A new virus appeared in humans in Wuhan, China on 31 December 2019, and has since been named CoV2019.
Where has it spread so far?
Historically, Chinese authorities have been reluctant to disclose the full extent of viral outbreaks, but by 21 January they had acknowledged 224 cases - more than double the number previously reported - across Wuhan, Beijing and Shenzhen, with three deaths. However, experts at Imperial College in the United Kingdom have suggested there could be as many as 1,700 cases, because mild infections may not be detected. China's National Health Commission has confirmed 15 cases of human-to-human transmission - some of them health workers.

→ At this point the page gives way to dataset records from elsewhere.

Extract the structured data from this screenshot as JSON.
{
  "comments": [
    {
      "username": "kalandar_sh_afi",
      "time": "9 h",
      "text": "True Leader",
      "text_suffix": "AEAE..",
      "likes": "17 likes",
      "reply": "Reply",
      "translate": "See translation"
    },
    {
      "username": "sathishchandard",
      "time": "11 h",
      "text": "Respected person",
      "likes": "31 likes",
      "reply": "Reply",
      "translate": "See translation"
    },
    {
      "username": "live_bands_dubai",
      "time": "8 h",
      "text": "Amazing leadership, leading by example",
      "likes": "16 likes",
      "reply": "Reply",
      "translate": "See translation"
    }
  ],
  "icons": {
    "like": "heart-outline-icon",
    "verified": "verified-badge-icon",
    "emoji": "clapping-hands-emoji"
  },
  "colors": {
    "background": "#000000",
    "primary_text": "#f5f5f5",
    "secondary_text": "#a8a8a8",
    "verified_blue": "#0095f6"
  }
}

Wuhan is a city of 11 million people, and its market is close to the city's main railway station, a busy travel hub. The outbreak has coincided with China's Lunar New Year, sometimes described as the largest human migration on Earth as people travel to their hometowns to celebrate.
CoV2019 has spread to Japan, Thailand, South Korea and now the US.
What is it?
The virus is a strain of the RNA coronavirus complex, so named because their particles resemble a crown when magnified. If you've ever had a cold or a sore throat, you've been infected by a coronavirus. There are seven known strains, and while some - 229E, NL63, OC43 - only cause mild to moderate respiratory illnesses, the coronaviruses SARS (Severe Acute Respiratory Syndrome)-CoV and MERS (Middle East Respiratory Syndrome)-CoV have proven lethal: a SARS epidemic in 2002-2003 started in south China, and spread to 37 countries, infecting 8,098 people and killing 774 of them.
MERS first appeared in Saudi Arabia in 2012, before spreading through 27 countries. The World Health Organisation recorded 2494 cases and 858 deaths.
What are the symptoms?
Coronaviruses generally cause fever, coughing and shortness of breath, and can progress in elderly and immune-compromised people into pneumonia, respiratory failure and occasionally, kidney failure. RNA viruses only have a single strand of genetic material (unlike us, which have two), which means they can mutate and recombine rapidly, regularly producing new strains that our immune systems don't remember or recognise. This is why we keep getting colds each year.
Where does it come from?
Certain coronaviruses are more severe because they're zoonotic - they can jump species. For instance, the MERS virus is thought to have passed from Egyptian cave bats to camels, and then to humans. SARS-CoV was traced to horseshoe bats found in a cave in China, which passed the infection on to civet cats and raccoon dogs sold as food in Chinese markets. The infected animals had shown no symptoms.
Similarly, the CoV2019 virus has been traced back to a Wuhan meat market, which has since been closed.
How is it spread, and how is it treated?
CoV2019 doesn't appear to be as transmissible between humans as SARS was - hundreds of people known to have contact with diagnosed patients have not succumbed. There is now, however, a diagnostic test for the disease, which means reported infection rates are likely to climb. Once in humans, a coronavirus is spread in the air by coughing and sneezing, touching or shaking hands, and touching your eyes, nose or mouth, after contact with a contaminated surface.
Because CoV2019 is a new strain, there's no vaccine, and antibiotics cannot be used to treat viruses. Antiviral drugs usually only ease the severity of symptoms. Sufferers may be put on breathing support and receive fluids. As with past outbreaks, those who have died so far were already in poor health.
Authorities in Wuhan are conducting symptoms checks door-to-door and on public transport, and medical staff have been recalled from holidays. The government has said it will crack down on meat markets, and researchers will likely focus on sequencing more virus strains, to better understand their diversity and evolution. They will also try to trace the virus' origin, and intermediate host animals.
The World Health Organisation will convene an emergency committee to decide whether to declare the Wuhan outbreak a public health emergency of international concern. Such a designation allows the WHO to direct more resources into prevention and spread. Meanwhile, it has urged countries to enhance their surveillance of severe acute respiratory infections, although no travel restrictions have been advised.
Hong Kong, which was badly affected by the SARS virus, has already launched a public health plan, and late last week, US officials said New York City's Kennedy airport and the Los Angeles and San Francisco airports would start screening Chinese passengers.